Ask most Millennials how often they communicate with their parents and they’ll likely say once or twice a day, if not more. Thanks to technology, Gen Y can call, text, tweet, Skype, or converse with their parents on a multitude of mediums at any moment, and they’re eager to do so. This ability to speak with their ’rents at any point, turn to them for advice, or constantly catch up is perhaps why Millennials have such a strong relationship with their parents and consider them among their closest friends. This reflects a major shift where Gen Y views their Mom and Dad more like “peerents” as opposed to parents and it’s changing not only family dynamics, but also culture today.
Gone are the days when parents were the sole decision makers in a household. Kids today have a much larger voice, as well as spending power, and are seen as equals in the family. Their opinion matters to their parents from what computer or car to purchase to where they should go on vacation.
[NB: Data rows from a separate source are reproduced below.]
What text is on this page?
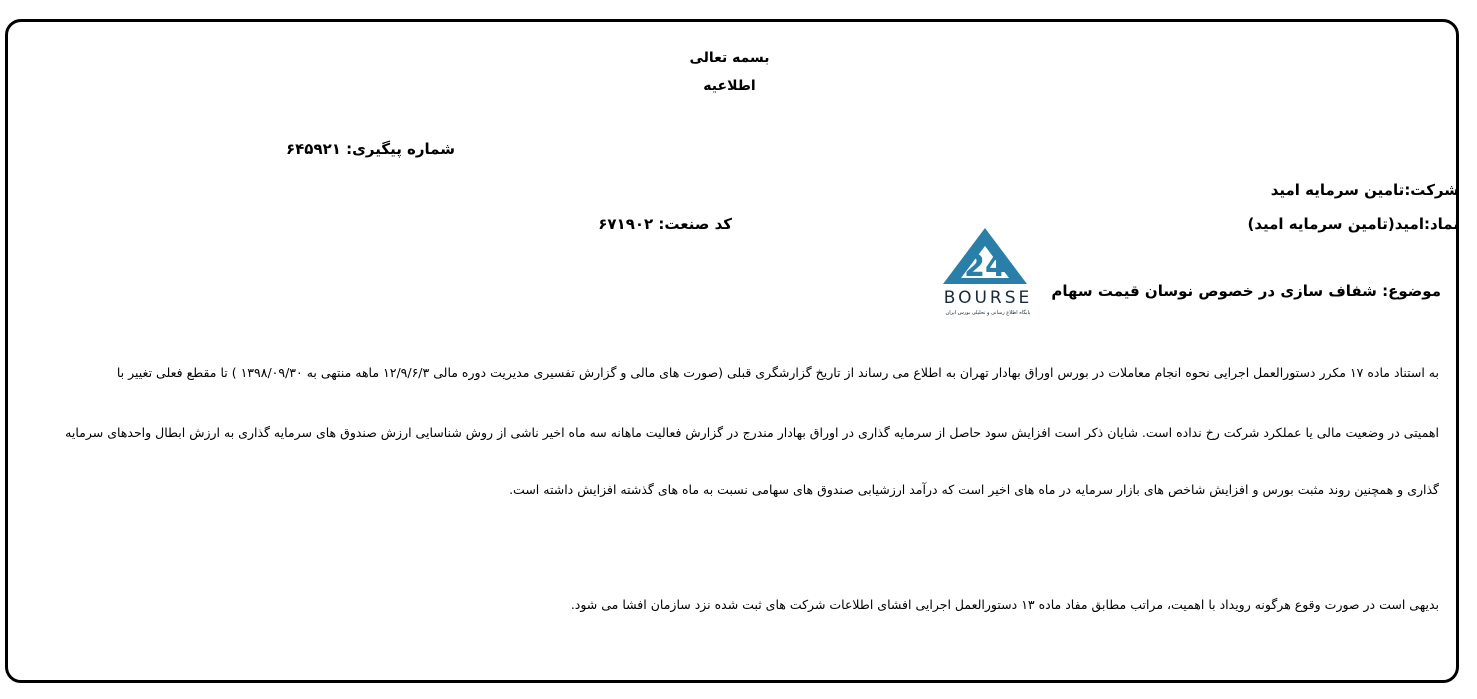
بسمه تعالی
اطلاعیه
شماره پیگیری: ۶۴۵۹۲۱
شرکت:تامین سرمایه امید
نماد:امید(تامین سرمایه امید)
کد صنعت: ۶۷۱۹۰۲
موضوع: شفاف سازی در خصوص نوسان قیمت سهام
24
BOURSE
پایگاه اطلاع رسانی و تحلیلی بورس ایران
به استناد ماده ۱۷ مکرر دستورالعمل اجرایی نحوه انجام معاملات در بورس اوراق بهادار تهران به اطلاع می رساند از تاریخ گزارشگری قبلی (صورت های مالی و گزارش تفسیری مدیریت دوره مالی ۱۲/۹/۶/۳ ماهه منتهی به ۱۳۹۸/۰۹/۳۰ ) تا مقطع فعلی تغییر با
اهمیتی در وضعیت مالی یا عملکرد شرکت رخ نداده است. شایان ذکر است افزایش سود حاصل از سرمایه گذاری در اوراق بهادار مندرج در گزارش فعالیت ماهانه سه ماه اخیر ناشی از روش شناسایی ارزش صندوق های سرمایه گذاری به ارزش ابطال واحدهای سرمایه
گذاری و همچنین روند مثبت بورس و افزایش شاخص های بازار سرمایه در ماه های اخیر است که درآمد ارزشیابی صندوق های سهامی نسبت به ماه های گذشته افزایش داشته است.
بدیهی است در صورت وقوع هرگونه رویداد با اهمیت، مراتب مطابق مفاد ماده ۱۳ دستورالعمل اجرایی افشای اطلاعات شرکت های ثبت شده نزد سازمان افشا می شود.
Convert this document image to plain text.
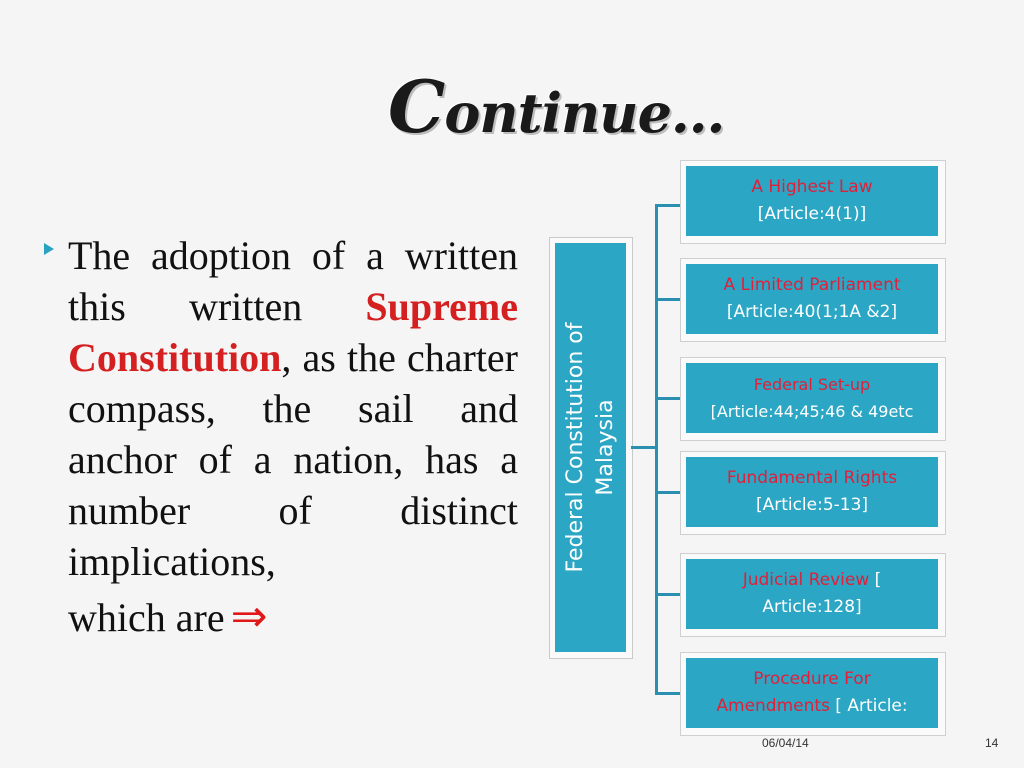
Continue...
The adoption of a written this written Supreme Constitution, as the charter compass, the sail and anchor of a nation, has a number of distinct implications,
which are ⇒
Federal Constitution of Malaysia
A Highest Law
[Article:4(1)]
A Limited Parliament
[Article:40(1;1A &2]
Federal Set-up
[Article:44;45;46 & 49etc
Fundamental Rights
[Article:5-13]
Judicial Review [
Article:128]
Procedure For
Amendments [ Article:
06/04/14	14
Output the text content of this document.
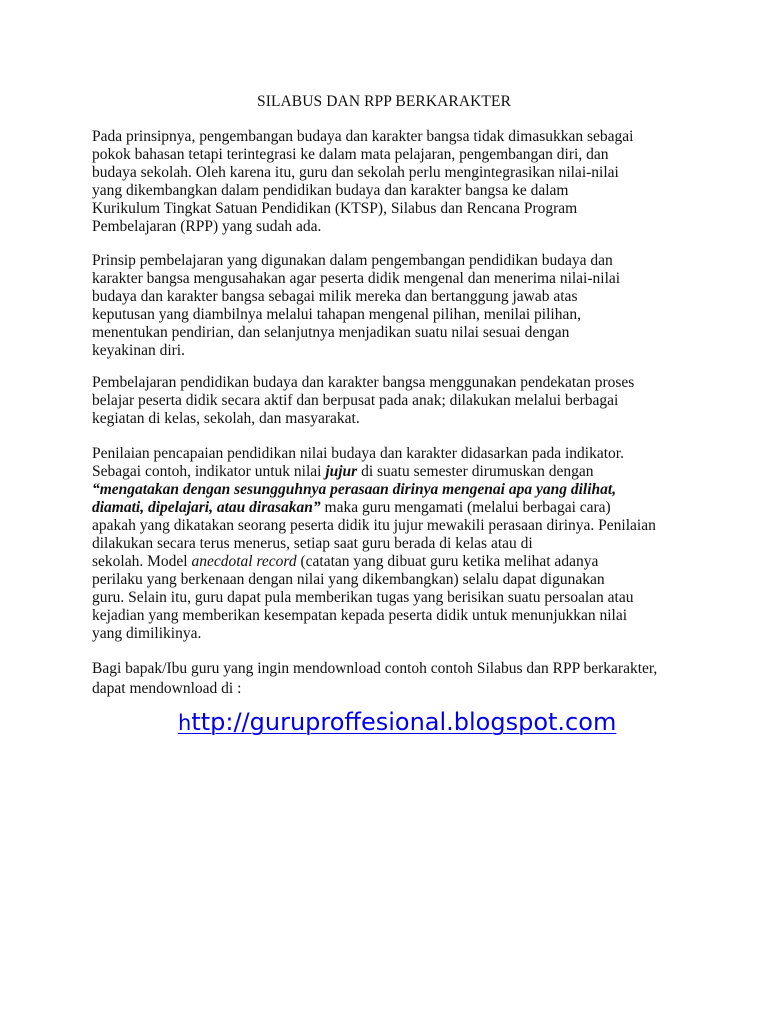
SILABUS DAN RPP BERKARAKTER
Pada prinsipnya, pengembangan budaya dan karakter bangsa tidak dimasukkan sebagai
pokok bahasan tetapi terintegrasi ke dalam mata pelajaran, pengembangan diri, dan
budaya sekolah. Oleh karena itu, guru dan sekolah perlu mengintegrasikan nilai-nilai
yang dikembangkan dalam pendidikan budaya dan karakter bangsa ke dalam
Kurikulum Tingkat Satuan Pendidikan (KTSP), Silabus dan Rencana Program
Pembelajaran (RPP) yang sudah ada.
Prinsip pembelajaran yang digunakan dalam pengembangan pendidikan budaya dan
karakter bangsa mengusahakan agar peserta didik mengenal dan menerima nilai-nilai
budaya dan karakter bangsa sebagai milik mereka dan bertanggung jawab atas
keputusan yang diambilnya melalui tahapan mengenal pilihan, menilai pilihan,
menentukan pendirian, dan selanjutnya menjadikan suatu nilai sesuai dengan
keyakinan diri.
Pembelajaran pendidikan budaya dan karakter bangsa menggunakan pendekatan proses
belajar peserta didik secara aktif dan berpusat pada anak; dilakukan melalui berbagai
kegiatan di kelas, sekolah, dan masyarakat.
Penilaian pencapaian pendidikan nilai budaya dan karakter didasarkan pada indikator.
Sebagai contoh, indikator untuk nilai jujur di suatu semester dirumuskan dengan
“mengatakan dengan sesungguhnya perasaan dirinya mengenai apa yang dilihat,
diamati, dipelajari, atau dirasakan” maka guru mengamati (melalui berbagai cara)
apakah yang dikatakan seorang peserta didik itu jujur mewakili perasaan dirinya. Penilaian
dilakukan secara terus menerus, setiap saat guru berada di kelas atau di
sekolah. Model anecdotal record (catatan yang dibuat guru ketika melihat adanya
perilaku yang berkenaan dengan nilai yang dikembangkan) selalu dapat digunakan
guru. Selain itu, guru dapat pula memberikan tugas yang berisikan suatu persoalan atau
kejadian yang memberikan kesempatan kepada peserta didik untuk menunjukkan nilai
yang dimilikinya.
Bagi bapak/Ibu guru yang ingin mendownload contoh contoh Silabus dan RPP berkarakter,
dapat mendownload di :
http://guruproffesional.blogspot.com
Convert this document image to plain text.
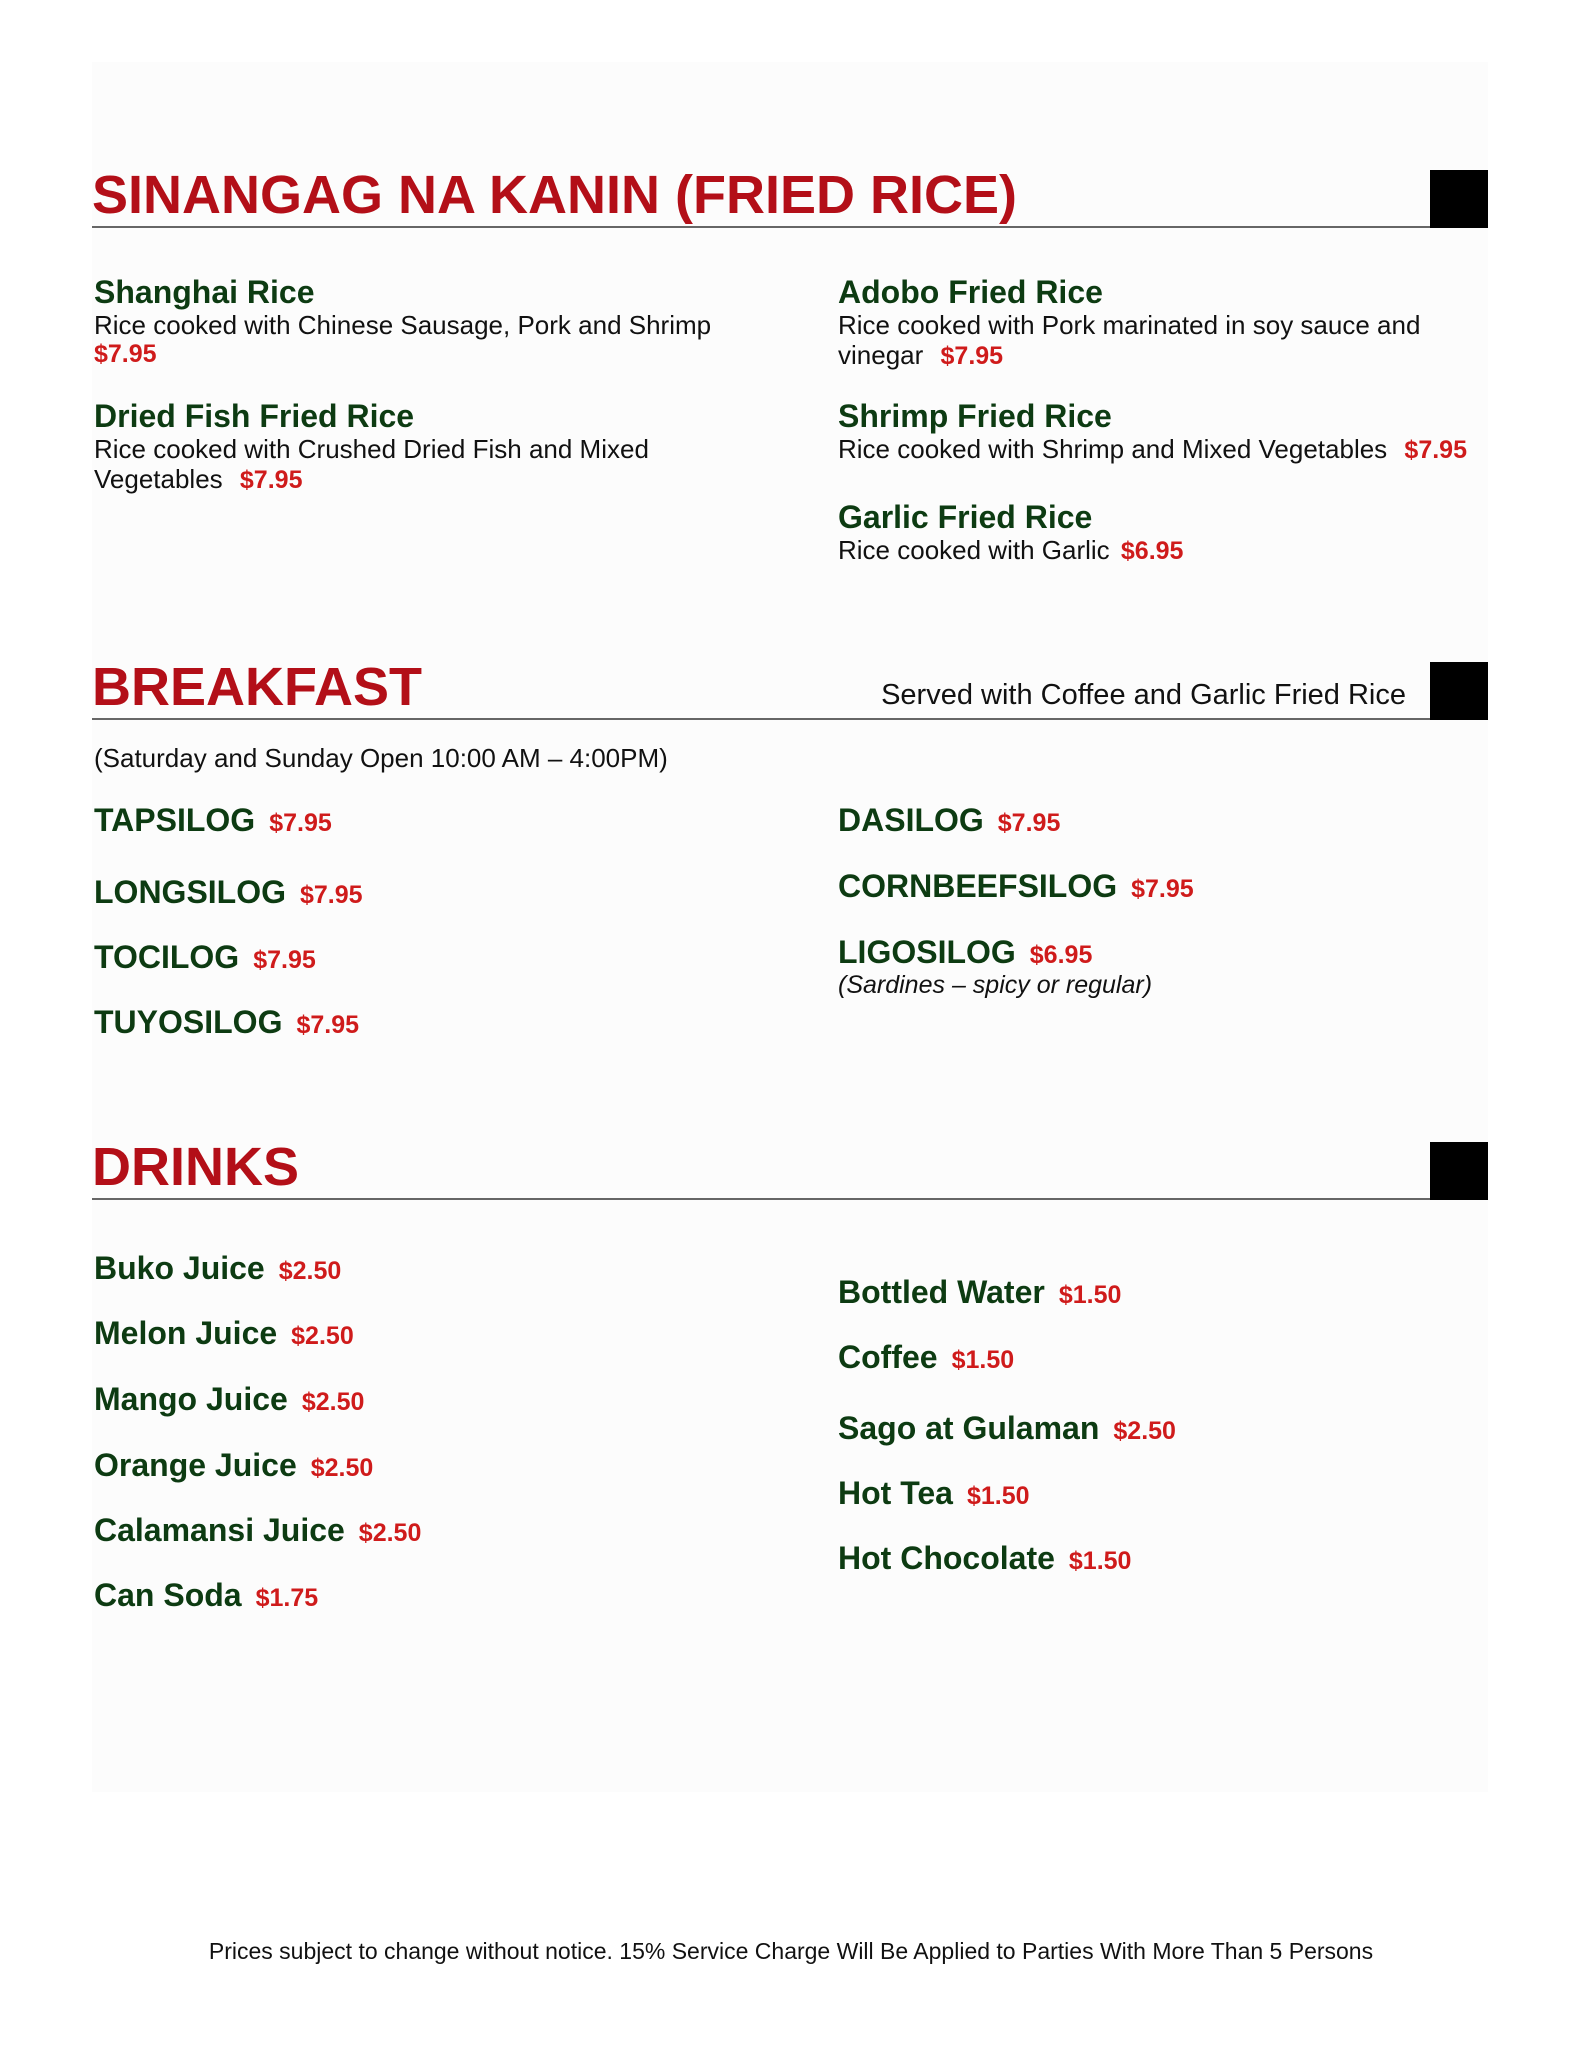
SINANGAG NA KANIN (FRIED RICE)
Shanghai Rice
Rice cooked with Chinese Sausage, Pork and Shrimp
$7.95
Dried Fish Fried Rice
Rice cooked with Crushed Dried Fish and Mixed Vegetables $7.95
Adobo Fried Rice
Rice cooked with Pork marinated in soy sauce and vinegar $7.95
Shrimp Fried Rice
Rice cooked with Shrimp and Mixed Vegetables $7.95
Garlic Fried Rice
Rice cooked with Garlic $6.95
BREAKFAST	Served with Coffee and Garlic Fried Rice
(Saturday and Sunday Open 10:00 AM – 4:00PM)
TAPSILOG $7.95
LONGSILOG $7.95
TOCILOG $7.95
TUYOSILOG $7.95
DASILOG $7.95
CORNBEEFSILOG $7.95
LIGOSILOG $6.95
(Sardines – spicy or regular)
DRINKS
Buko Juice $2.50
Melon Juice $2.50
Mango Juice $2.50
Orange Juice $2.50
Calamansi Juice $2.50
Can Soda $1.75
Bottled Water $1.50
Coffee $1.50
Sago at Gulaman $2.50
Hot Tea $1.50
Hot Chocolate $1.50
Prices subject to change without notice. 15% Service Charge Will Be Applied to Parties With More Than 5 Persons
Millennials have grown up with their parents wanting their input and praising them as special, so it’s no wonder that they’ve formed a strong bond with their parents who seek to be highly involved in their lives and who want to help them towards the best possible future.
In fact, we recently surveyed more than 2,100 Millennials ages 13-30 about their relationship with their parents and a third call their parents their “close friends.” Sure, most teens go through a phase where they think their parents are embarrassing or lame, but overall, Millennials enjoy spending time with their parents (68%) and nearly half say they confide in their parents.
This closeness and comfort between Millennials and their parents also explains why so many young adults are moving back home and are living there longer. They feel happy at home and long to grow up later. It’s not necessarily embarrassing for a 20-something to live at home today. In fact, it just might be strategic in this economy. And we’re also seeing a trend wherein Millennials are settling down and starting a family of their own later than previous generations, so their parents and siblings, as well as friends, continue to be their main support system through their early and mid-20s. These relationships are set in motion by a uniquely close upbringing, and are fueled by technology.
We imagine a continued closeness among youth and their parents, which we’re already seeing among parents and very young kids. As the New York Times pointed out, “buddy” has become the most common nickname that parents choose for their children, replacing phrases used by previous generations like “champ,” “sport,” or more authoritative expressions such as “now, son.” The generation gap is shrinking as parents and kids become pals, and we expect it to even more as Millennials have kids who they treat as their “buddies,” too.